Far too often we dedicate hours upon hours to planning and executing campaigns never to measure whether or not our efforts paid off.

Why You Need to Measure Your Efforts

You did the work — why is measuring it so important? Is it really worth it to take the time to report on the campaign rather than diving straight into the next one? Yes, and here’s why:

  1. What impact did your campaign have? First and foremost, you need to determine the impact of your campaign. For example, how did it influence lead generation and conversion? What was the ROI? Answering these questions is not only essential in helping your marketing team make more informed decisions the next time around, but it also provides you with information that your leadership team wants to know.
  2. What worked well?

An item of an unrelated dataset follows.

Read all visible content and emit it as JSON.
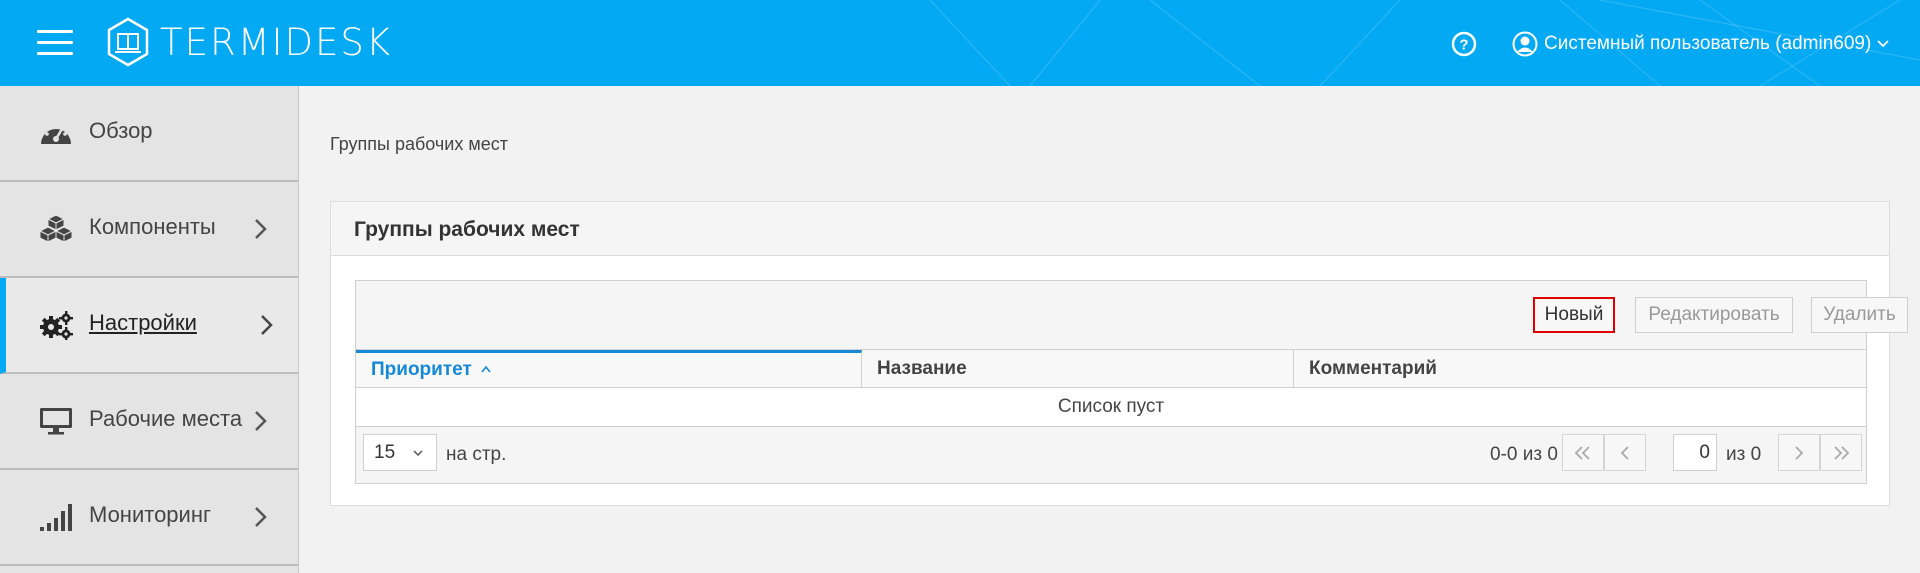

Second, you need to figure out what you did that created positive results. Did you have any specific messages that resonated particularly well? Any new tactics that proved beneficial? Or did you find a particular type of person was more likely to respond? If you understand what worked best, you can then use this knowledge to improve future campaigns.
  3. What didn’t work so well? On the flip side of that, you also need to determine what didn’t seem to work for you. Not everything you do will be a homerun, and that’s okay. When something doesn’t work well, you have an opportunity to ask why not and figure out what you should avoid in the future or what you can do instead.

What You Should Measure (and How To Do It)

Now that you’re sold on the importance of measurement, what exactly do you need to measure? Let’s say you’re running an email marketing campaign. Some common places to start include bounce rate, open rate, click through rate, unsubscribe rate and inbox placement rate. But there’s a lot more at which you can look beyond those five metrics.

If your emails included links to gated content, you might also want to measure how many people (and who) filled out the form to download the content as well as who actually viewed it. If you included an invite to a webinar or other event, you can measure how many people (and who) registered and then attended. In short, you need to think beyond the confines of the campaign itself: Think about the path the campaign led people and follow it to see what happened.

In all cases, you’ll want to measure what changes resulted from the campaign. For example, did you identify any new leads or did you move any existing leads further down your funnel or even convert them?

So what’s the key to unlocking these metrics? Marketing automation. You can use the same system that you used to configure the campaign to measure its effectiveness. You see, metrics are a key component of marketing automation, it’s simply a matter of reviewing reports and dashboards that display relevant information and then referring back to that data on a regular basis.

It’s Time to Take Off the Blindfold

At the end of the day, measuring the effectiveness of your campaigns is a must because it can help you be more purposeful in your marketing efforts. The knowledge that these types of measurement can provide will mean that you’re no longer taking a stab in the dark each time you run a new campaign. Instead, you’ll be making informed, data-driven decisions. Best of all, marketing automation makes it a cinch.